In figuur B lijkt het erop alsof het aantal mensen in Europa in 2025 naar verwachting kleiner zal zijn dan in 1950. Uit de gegevens van de figuren A en B samen blijkt echter dat dit niet klopt.
4p 1. Toon dit laatste met een berekening aan.

 

In het genoemde artikel werd vermeld dat de bevolkingsgroei in Afrika 3% per jaar was.
5p 2. Onderzoek of het volgens de figuren A en B mogelijk is dat gedurende de gehele periode van 1950 tot 2025 de bevolkingsgroei in Afrika 3% per jaar is.

 

In figuur C zie je de leeftijdsopbouw in de ontwikkelingslanden in 1985 (binnenste deel van de figuur) en de verwachte leeftijdsopbouw in 2025 (gehele figuur).

Voor de ontwikkelingslanden geldt dat de verwachte gemiddelde leeftijd in 2025 hoger is dan de gemiddelde leeftijd in 1985.

3p 3. Leg uit hoe dit blijkt uit figuur C. Een berekening is hierbij niet vereist.

 

In figuur D zie je dat de hoeveelheid bewoonbare aarde per persoon in de periode 1750 - 2050 afneemt.
4p 4. Onderzoek of de afname van de hoeveelheid bewoonbare aarde per persoon in deze periode uitsluitend het gevolg is van de groei van de wereldbevolking.

 

Examenresultaten
Voor de invoering van de tweede fase bestonden de vakken wiskunde A en wiskunde B. In 2000 werden deze vakken voor het laatst op alle VWO-scholen geëxamineerd. Bij het Centraal Examen wiskunde A was de maximale score 90 punten. Zoals bij elk examen werden de behaalde resultaten onderzocht door middel van een grote landelijke steekproef. Van de 2255 kandidaten in de steekproef was er één met 0 punten en één met 88 punten. Niemand behaalde meer dan 88 punten. De uitkomst van de steekproef is in de vorm van een cumulatieve frequentiepolygoon weergegeven in de volgende figuur.
Uit deze figuur blijkt bijvoorbeeld dat 29% van de kandidaten een score van 45 punten of minder behaalde.
3p 5. Bereken met behulp van de figuur hoeveel kandidaten een score hadden die hoger was dan 65.

 

De uitkomst van de steekproef zou ook in de vorm van een boxplot gegeven kunnen worden.
5p 6. Maak zo'n boxplot met behulp van de figuur hierboven. Licht je werkwijze toe.

 

De gemiddelde score in deze steekproef was 52,5 punten met een standaardafwijking van 14,7 punten.

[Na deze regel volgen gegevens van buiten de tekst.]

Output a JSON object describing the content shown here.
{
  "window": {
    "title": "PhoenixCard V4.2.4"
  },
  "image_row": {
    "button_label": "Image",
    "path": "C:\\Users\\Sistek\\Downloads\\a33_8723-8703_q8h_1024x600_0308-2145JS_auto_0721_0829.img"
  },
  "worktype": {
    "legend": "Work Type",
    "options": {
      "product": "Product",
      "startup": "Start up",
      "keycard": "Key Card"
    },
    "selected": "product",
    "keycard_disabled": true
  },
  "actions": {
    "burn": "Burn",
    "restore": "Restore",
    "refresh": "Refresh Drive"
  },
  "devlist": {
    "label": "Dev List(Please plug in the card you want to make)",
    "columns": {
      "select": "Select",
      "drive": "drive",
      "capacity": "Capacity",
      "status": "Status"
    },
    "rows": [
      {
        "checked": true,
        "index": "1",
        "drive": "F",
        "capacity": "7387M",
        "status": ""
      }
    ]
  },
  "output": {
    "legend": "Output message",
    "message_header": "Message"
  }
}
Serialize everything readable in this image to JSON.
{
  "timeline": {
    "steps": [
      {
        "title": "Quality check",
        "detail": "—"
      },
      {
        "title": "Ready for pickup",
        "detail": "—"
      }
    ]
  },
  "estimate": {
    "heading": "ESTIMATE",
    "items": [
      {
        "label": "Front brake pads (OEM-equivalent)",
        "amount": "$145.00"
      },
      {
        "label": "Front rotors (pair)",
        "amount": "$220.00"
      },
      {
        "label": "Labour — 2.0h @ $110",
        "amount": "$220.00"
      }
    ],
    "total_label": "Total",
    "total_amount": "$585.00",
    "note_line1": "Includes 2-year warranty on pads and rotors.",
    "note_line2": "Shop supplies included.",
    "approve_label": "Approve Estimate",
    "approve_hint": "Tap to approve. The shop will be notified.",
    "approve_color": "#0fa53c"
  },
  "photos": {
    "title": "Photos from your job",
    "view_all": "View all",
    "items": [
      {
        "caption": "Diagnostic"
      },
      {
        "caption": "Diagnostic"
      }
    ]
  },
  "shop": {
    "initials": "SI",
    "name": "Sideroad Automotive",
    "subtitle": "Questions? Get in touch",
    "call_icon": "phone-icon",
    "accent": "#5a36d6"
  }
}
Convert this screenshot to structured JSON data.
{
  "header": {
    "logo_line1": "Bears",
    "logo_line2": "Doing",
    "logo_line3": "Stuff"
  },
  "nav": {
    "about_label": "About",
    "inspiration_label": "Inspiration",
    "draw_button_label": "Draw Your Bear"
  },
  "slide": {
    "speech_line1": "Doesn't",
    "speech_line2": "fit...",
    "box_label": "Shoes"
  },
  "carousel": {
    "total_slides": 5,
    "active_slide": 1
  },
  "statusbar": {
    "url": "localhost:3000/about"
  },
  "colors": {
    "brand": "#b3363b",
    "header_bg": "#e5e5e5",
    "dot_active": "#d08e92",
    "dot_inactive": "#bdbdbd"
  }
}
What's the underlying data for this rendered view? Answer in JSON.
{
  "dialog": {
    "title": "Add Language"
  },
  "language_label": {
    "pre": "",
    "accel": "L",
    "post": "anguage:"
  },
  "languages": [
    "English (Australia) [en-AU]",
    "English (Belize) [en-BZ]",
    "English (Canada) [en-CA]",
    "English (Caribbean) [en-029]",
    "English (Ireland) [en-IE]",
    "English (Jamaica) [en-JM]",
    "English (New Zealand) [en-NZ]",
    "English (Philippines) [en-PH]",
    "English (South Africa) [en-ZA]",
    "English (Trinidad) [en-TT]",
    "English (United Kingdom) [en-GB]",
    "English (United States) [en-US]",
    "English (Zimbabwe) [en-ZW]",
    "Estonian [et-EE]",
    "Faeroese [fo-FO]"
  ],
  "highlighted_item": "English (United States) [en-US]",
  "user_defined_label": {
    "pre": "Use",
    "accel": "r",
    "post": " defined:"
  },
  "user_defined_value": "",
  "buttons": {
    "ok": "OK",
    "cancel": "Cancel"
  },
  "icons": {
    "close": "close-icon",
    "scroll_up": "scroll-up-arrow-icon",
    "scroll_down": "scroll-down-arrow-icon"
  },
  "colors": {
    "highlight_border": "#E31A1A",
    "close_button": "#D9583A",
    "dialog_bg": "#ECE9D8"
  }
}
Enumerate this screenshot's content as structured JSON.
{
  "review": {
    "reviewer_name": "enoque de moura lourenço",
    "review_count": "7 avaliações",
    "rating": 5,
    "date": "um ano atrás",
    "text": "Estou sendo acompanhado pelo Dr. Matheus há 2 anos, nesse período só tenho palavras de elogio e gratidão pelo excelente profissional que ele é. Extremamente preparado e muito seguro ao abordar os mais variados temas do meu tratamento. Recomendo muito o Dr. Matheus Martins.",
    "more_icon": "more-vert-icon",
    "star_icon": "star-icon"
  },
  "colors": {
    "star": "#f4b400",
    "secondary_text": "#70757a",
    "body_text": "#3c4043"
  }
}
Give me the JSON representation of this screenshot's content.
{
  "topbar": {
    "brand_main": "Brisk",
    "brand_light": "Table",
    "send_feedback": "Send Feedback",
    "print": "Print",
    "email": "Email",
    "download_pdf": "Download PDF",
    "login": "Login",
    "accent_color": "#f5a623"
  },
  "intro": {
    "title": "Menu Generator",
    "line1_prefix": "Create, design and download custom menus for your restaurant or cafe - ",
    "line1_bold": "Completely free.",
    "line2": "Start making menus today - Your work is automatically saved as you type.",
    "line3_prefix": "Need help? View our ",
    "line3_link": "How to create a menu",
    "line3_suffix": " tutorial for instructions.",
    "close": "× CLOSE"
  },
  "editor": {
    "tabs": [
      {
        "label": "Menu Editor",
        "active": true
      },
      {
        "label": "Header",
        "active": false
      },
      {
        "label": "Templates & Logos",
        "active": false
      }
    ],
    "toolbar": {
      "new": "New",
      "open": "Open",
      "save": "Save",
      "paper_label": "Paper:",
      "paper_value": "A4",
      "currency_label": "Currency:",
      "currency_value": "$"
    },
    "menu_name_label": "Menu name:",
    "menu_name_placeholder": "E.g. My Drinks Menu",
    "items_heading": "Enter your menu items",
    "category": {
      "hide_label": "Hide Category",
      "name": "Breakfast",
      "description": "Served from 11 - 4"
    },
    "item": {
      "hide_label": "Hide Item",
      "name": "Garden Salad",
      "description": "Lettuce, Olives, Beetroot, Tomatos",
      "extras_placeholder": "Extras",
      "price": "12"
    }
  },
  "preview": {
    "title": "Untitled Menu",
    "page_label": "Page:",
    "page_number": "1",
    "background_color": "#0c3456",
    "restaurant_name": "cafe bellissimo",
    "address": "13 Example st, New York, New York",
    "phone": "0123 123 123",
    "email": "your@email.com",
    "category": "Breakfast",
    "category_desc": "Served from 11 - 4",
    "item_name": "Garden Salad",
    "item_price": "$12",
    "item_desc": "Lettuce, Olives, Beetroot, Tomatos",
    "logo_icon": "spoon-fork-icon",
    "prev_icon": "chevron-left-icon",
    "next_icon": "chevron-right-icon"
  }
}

Vóór de tweede fase kwam het vrij vaak voor dat iemand zowel in wiskunde A als in wiskunde B examen deed. In deze steekproef gold dat voor 546 kandidaten. We noemen deze groep voor het gemak de A&B-groep. De scores voor wiskunde A voor deze A&B-groep waren bij benadering normaal verdeeld met een gemiddelde van 63,8 punten.

De leerlingen in de A&B-groep verschillen in aanleg voor wiskunde minder van elkaar dan de leerlingen in de hele steekproef. Daarom is het waarschijnlijker dat hun scores een kleinere spreiding vertonen.
Van de 546 kandidaten uit de A&B-groep haalde 6% een score van 44 punten of minder voor wiskunde A, zodat voor de score X geldt:  P(X ≤ 44) = 0,06.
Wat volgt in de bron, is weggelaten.